Что любят иностранцы

— У меня сложилось впечатление, что в октябре на Консультативном совете по иностранным инвестициям, на котором присутствовал премьер Дмитрий Медведев, вы говорили исключительно о том, что иностранные инвесторы стали гораздо положительнее оценивать ситуацию в России. Это необходимый реверанс в сторону власти? Возможно, был более эффективный способ донести до нее проблемы?

— В Консультативном совете у меня есть возможность говорить не только о хорошем, но и затрагивать те области, где еще предстоит много работы. На той встрече с Дмитрием Медведевым мы обсуждали целый спектр вопросов. Я опирался на новое исследование, которое было проведено по заказу Консультативного совета по иностранным инвестициям (КСИИ) впервые с 2007 года, то есть еще с докризисных времен. С тех пор у многих инвесторов во всех странах мира прибавилось скепсиса, однако в России количество компаний, которые положительно оценивают свои инвестиции, крайне высоко — более 70% (ранее показатель находился на уровне 50%). Более 70% компаний также считают, что Россия движется в правильном направлении. Это серьезный рост, потому что раньше такого мнения придерживалось лишь около 40% респондентов. У многих инвесторов существует уверенность, что Россия сейчас вовлечена в глобальные процессы больше, чем когда-либо. Если раньше в правильности действий властей были уверены лишь 7—8% респондентов, то сейчас так считают уже порядка 30%. Это все положительные моменты. Что касается негатива, то тут стоит выделить излишние административные барьеры и бюрократию, которая является проблемой для 75% респондентов. При этом для 65% проблемой является и коррупция. Для многих людей основные негативные моменты связаны в первую очередь с инфраструктурой, к примеру с недостатком дорог. Более того, люди полагают, что все эти проблемы существуют в том же объеме и раньше, то есть по ним не было достигнуто никакого прогресса.

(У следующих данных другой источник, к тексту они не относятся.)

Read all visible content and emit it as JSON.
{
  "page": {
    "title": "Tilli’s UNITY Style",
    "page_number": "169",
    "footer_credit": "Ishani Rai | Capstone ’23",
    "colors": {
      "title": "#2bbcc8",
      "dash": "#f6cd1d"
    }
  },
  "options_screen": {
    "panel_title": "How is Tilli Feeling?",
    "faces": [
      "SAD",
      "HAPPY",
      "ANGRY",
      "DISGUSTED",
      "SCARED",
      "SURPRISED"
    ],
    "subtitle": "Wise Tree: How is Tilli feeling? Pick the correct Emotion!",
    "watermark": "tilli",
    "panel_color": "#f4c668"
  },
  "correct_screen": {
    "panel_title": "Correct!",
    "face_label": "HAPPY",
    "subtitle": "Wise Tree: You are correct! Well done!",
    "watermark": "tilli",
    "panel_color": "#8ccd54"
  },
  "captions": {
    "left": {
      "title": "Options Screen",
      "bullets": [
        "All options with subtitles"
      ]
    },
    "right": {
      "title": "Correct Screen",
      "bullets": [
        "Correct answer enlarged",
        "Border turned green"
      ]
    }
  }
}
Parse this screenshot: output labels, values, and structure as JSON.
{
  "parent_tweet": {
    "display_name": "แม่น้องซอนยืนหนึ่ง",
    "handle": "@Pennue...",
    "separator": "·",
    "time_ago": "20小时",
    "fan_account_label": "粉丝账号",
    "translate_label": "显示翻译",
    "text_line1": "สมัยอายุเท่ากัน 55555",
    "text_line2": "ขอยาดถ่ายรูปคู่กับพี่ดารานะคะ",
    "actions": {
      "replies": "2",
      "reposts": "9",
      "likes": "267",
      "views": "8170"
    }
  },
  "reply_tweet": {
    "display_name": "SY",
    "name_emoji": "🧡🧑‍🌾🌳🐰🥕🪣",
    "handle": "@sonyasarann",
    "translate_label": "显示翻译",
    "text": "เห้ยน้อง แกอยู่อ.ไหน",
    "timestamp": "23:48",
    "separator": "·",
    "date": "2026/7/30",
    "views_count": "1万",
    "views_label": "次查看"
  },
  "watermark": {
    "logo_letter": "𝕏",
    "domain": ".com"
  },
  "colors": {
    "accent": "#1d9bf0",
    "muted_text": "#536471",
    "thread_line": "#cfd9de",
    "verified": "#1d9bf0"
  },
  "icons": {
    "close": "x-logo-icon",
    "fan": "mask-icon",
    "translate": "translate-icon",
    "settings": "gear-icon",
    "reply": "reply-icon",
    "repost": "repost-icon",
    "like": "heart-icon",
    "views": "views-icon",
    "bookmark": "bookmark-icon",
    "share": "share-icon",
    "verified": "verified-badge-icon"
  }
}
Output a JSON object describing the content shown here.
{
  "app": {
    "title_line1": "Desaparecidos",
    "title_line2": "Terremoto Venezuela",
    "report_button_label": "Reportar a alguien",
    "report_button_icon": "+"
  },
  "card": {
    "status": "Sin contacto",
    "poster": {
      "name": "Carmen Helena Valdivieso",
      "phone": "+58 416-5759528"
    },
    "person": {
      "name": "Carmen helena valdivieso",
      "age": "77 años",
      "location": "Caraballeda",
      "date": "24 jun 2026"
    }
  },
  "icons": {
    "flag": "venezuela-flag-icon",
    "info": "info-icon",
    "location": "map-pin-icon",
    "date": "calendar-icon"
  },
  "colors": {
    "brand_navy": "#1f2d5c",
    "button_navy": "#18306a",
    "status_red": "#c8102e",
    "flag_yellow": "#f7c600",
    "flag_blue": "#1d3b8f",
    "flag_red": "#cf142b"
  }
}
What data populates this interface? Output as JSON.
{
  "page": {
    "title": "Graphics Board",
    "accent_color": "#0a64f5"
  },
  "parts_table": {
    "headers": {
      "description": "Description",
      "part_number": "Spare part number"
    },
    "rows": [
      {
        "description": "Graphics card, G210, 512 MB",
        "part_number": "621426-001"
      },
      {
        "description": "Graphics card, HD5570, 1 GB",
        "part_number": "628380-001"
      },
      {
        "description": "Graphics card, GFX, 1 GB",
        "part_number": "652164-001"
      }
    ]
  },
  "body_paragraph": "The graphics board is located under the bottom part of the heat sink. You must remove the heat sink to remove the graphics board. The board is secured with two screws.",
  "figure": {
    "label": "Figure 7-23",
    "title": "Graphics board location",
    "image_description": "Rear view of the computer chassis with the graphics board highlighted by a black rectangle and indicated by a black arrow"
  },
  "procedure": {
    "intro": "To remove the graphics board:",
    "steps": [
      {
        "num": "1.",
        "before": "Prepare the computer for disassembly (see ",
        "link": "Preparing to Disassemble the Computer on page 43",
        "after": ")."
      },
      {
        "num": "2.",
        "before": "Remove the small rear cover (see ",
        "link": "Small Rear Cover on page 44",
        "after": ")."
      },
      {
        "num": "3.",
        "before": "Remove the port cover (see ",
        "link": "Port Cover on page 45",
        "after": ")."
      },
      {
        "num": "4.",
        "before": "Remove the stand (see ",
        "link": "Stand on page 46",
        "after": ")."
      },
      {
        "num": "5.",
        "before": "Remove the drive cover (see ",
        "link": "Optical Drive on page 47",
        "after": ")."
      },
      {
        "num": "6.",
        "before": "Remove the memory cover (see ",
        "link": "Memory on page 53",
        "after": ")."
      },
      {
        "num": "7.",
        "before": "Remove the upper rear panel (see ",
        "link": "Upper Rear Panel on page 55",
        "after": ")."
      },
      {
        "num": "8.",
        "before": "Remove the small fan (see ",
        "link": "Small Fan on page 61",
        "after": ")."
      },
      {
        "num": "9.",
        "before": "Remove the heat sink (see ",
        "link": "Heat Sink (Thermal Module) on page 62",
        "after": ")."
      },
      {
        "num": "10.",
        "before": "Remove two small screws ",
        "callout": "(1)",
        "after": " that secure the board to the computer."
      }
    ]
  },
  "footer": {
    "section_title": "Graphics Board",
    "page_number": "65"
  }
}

— Если вы говорите, что проблемы никуда не делись, почему меняется отношение инвесторов к властям?

— Эти проблемы остаются, однако другие все же решаются. К примеру, несколько лет назад российское правительство учредило институт омбудсмена, чтобы попытаться помочь иностранным компаниям разобраться в сути своих проблем. Раньше компании чувствовали, что закон работает против них, не знали, куда обратиться, теперь все по-другому. Есть даже статистика: за все это время к омбудсмену поступило около 200 обращений, и практически все были решены! Именно такие вещи и помогают поменять впечатление об инвестиционной привлекательности страны. К тому же мы видим рост среднего класса, а также увеличение благосостояния людей. Это тоже влияет на изменение отношения к России. Однако если говорить в целом, проблемы, конечно, все еще остаются.

— Кстати, о взаимодействии с омбудсменом… Какие проблемы, на которые КСИИ обращал внимание в прошлом году, были решены, а какие нет?

— Если опустить специфические проблемы компаний, можно отметить решение ряда таможенных проблем, визовых вопросов, налоговых изменений (НДС и прочее). О некоторых вещах мы говорили в этом году: например, о получении различных разрешений. Шаг за шагом снижаются требования к оборудованию, которое необходимо для работы в опасной среде: речь не идет о снижении уровня безопасности, однако требования сократились примерно на 94%. Такие вещи происходят постепенно. Знаете, большой прогресс заключается еще и в том, что чиновники стали отвечать честнее. Инвестор говорит: «Вот, есть такая-то проблема» — и правитель­ство либо отвечает: «Да это так, но вам придется мириться», либо дей­ствительно решает проблему.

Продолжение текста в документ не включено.